Amer anniversaire, Amnesty international vient, dans un rapport, de publier le chiffre de 114 000 détenus dans les geôles égyptiennes, dans des conditions épouvantables. Selon des organisations locales des droits de l’homme, 60 000 d’entre eux sont des prisonniers politiques, la plupart maintenus en détention sans procès. La « disparition forcée », par laquelle une femme ou un homme suspecté d’opposition est enlevé par la Sécurité d’État sans explication et sans qu’aucune nouvelle ne soit fournie à ses proches, est une méthode destinée à faire régner la terreur. Les exécutions de condamnés, rien qu’en octobre et novembre derniers, ont été au nombre de plusieurs dizaines.

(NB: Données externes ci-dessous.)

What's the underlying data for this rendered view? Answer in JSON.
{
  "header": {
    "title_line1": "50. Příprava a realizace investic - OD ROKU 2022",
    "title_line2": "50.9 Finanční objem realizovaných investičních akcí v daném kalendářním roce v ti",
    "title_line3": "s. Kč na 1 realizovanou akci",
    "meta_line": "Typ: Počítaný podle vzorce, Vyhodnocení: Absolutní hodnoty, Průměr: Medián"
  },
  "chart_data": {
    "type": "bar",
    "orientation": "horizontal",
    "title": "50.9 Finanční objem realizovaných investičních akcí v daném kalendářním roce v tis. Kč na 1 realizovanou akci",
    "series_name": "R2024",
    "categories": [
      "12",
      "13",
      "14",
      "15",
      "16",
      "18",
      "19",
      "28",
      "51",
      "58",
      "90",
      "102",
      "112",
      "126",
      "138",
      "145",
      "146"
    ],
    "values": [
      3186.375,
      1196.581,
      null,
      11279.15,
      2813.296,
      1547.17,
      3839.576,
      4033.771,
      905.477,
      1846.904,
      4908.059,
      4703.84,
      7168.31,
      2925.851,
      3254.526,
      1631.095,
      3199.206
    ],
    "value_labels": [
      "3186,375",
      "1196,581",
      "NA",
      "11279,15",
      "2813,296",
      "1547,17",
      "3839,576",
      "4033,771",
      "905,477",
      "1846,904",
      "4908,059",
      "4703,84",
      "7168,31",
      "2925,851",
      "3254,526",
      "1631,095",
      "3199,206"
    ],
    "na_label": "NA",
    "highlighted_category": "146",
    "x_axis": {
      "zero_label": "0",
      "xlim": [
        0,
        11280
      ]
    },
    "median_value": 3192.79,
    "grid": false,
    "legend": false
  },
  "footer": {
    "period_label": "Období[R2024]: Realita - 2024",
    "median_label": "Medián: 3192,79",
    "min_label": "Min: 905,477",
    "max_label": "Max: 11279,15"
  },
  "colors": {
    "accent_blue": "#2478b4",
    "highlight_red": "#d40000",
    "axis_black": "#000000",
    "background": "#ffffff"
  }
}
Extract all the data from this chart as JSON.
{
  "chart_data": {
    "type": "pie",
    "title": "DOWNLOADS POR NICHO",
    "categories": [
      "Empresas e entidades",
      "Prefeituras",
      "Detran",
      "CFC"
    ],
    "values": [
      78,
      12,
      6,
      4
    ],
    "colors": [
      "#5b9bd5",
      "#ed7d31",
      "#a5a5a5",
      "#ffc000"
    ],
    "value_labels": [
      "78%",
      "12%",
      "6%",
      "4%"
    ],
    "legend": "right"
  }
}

Cette terreur semble nécessaire au dictateur Sissi et à l’état-major, tant la population de 100 millions d’habitants subit des conditions de vie éloignées des espoirs d’il y a dix ans. Pour continuer à assurer les prêts au pays, le FMI a mis comme condition des réformes économiques traduites en baisses de subventions sur le carburant, le gaz butane et des produits alimentaires de base. La pauvreté n’a pas régressé, le tiers de la population étant officiellement au-dessous du seuil, les salaires sont toujours misérables, pour ceux qui en ont un, et des millions de gens subsistent grâce à l’économie dite informelle ou aux petits travaux des champs. Face à cette misère, une caste de généraux et d’hommes d’affaires se partagent la richesse et Sissi jongle avec les « éléphants blancs », comme on nomme en Égypte ses projets faramineux, le luxueux Nouveau Caire ou les barrages sur le Nil.

Pourtant, la crise économique et les sommes énormes dépensées dans les achats d’armement, notamment à la France, continuent de peser sur la population. Les travailleurs des grandes entreprises étatiques, comme les aciéries et les cimenteries, ont toujours matière à se rassembler, à manifester, affrontant la police pour défendre leurs droits et réclamer leur dû. À la mi-janvier à nouveau, plusieurs milliers d’entre eux, employés de l’aciérie, étaient rassemblés à Helouan, au sud du Caire, pour s’opposer à la décision étatique d’arrêter les activités du secteur public de l’entreprise.